A few specs are important: input voltage, output voltage, output current, whether the input is single-phase or three-phase, acceptable output voltage ripple, and output voltage tolerance.
For typical single-phase full-wave rectification, you'll need four diodes and a capacitor. Three-phase would require an additional two diodes.
The DC voltage output will be roughly the peak of the AC line. You'll need a transformer to step it up or down from your source. Even if you just want to rectify the AC line, a transformer is probably a good idea, just to help limit the available energy on the output side in case something goes wrong. The transformer needs to be spec'd to supply at least as much power as you'll be pulling with your load.
Make sure the diodes can handle all the current you want to pull, and the voltage of the DC bus.
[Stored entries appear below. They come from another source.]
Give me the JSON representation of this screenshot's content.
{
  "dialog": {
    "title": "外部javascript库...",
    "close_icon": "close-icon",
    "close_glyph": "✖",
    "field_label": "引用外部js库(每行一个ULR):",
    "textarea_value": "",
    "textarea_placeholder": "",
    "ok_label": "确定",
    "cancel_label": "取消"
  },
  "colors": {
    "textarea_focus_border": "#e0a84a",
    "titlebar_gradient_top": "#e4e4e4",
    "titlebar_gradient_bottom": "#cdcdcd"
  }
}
You can use individual diodes, or a package containing multiple diodes already arranged as a rectifier.
The capacitor should be selected to handle the DC bus voltage. The capacitance and the load current set the ripple voltage. For a 60 Hz line, the cap will be charged once every 8.3 mS. How far the cap drops in between line peaks is determined by the equation. I = C dv/dt, or rearranged, dv = dt I/C. How much ripple is acceptable depends on your application.
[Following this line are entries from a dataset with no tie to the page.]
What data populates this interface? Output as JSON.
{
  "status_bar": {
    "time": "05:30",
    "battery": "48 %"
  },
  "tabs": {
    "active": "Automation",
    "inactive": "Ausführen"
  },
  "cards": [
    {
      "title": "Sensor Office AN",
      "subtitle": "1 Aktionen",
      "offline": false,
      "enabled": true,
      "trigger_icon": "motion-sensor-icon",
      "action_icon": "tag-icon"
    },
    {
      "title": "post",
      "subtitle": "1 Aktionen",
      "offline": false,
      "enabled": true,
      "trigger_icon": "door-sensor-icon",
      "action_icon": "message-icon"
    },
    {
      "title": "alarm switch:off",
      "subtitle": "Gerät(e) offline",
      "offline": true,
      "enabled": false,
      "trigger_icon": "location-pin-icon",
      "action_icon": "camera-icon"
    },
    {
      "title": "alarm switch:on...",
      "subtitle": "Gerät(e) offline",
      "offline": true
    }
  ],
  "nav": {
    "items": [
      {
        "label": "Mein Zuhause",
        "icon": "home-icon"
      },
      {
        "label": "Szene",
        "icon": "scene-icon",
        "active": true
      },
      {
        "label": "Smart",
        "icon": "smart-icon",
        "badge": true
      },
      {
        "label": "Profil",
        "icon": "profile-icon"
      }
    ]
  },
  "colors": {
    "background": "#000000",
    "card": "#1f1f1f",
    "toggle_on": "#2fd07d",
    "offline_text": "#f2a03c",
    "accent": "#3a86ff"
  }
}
Even with relatively low ripple, you'll need a regulator downstream of the capacitor if you want any sort of precise voltage, as the AC line will fluctuate over time.
Also, appropriate use of fuses is important. Put a fuse with a rating somewhat higher than your expected load current in the DC output link. Having a switch in that link may also be nice, just for ease of use, depending on your application.
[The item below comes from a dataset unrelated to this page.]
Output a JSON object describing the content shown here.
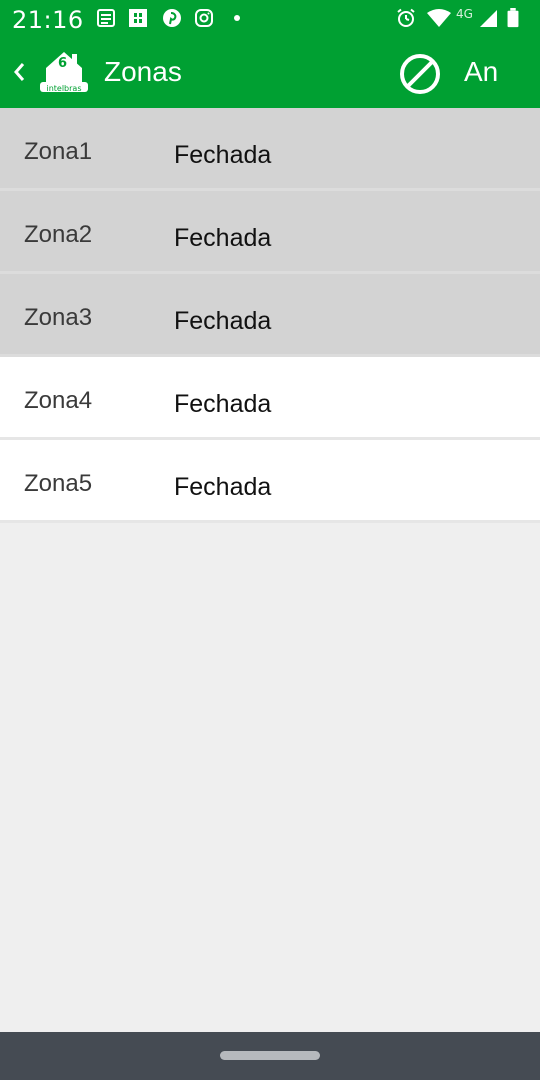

In most cases, paralleling diodes is not a good idea. Their forward voltage drops Vf can be different, if they are not from the same batch. As a result one diode with the lowest Vf in the bank will conduct more current than the rest and more than it's rated for. That diode will get burned. Then the next one will get overcurrent in the same fashion. Untill all of the parallel diodes in the bank are burned. I'm afraid that the quote in the O.P. is describing this [wrong] approach.
But a bridge rectifier could lend itself to a possible workaround. Suppose, you've got 4x bridge rectifier ICs. You must assume that they are not from the same batch. But each of the diodes inside the bridge is from the same batch, because they are on the same die.
Notice that there are parallel diode connections within the bridges, but not between the bridges. No more than 2x bridges can be paralleled this way.
Proceed with caution. Best of all, just get a single bridge with sufficient current rating.
Best Answer
Apply current from an N amp variable supply across 1 diode.
Plot voltage drop against current.
A reasonable guide should be gained.
A say 5A device should have Vdiode < 1 Volt and maybe < 0.8V.
Once you get a 1st estimate try the same with a diode of known rating and see how it compares.
eg if 1V at 5A try a 5A diode and see what Vf is at 5A.
Run at various currents and note steady state temperature.
Use variable voltage supply in series with largish resistor applied in non conduction direction.
Increase voltage and note rectifier leakage current.
As you approach rated value it should get uncomfortable.
From voltage drop under current, and heating with current and leakage with reverse voltage you should be able to establish a safe operating zone. \
Please provide photo & exact dimensions.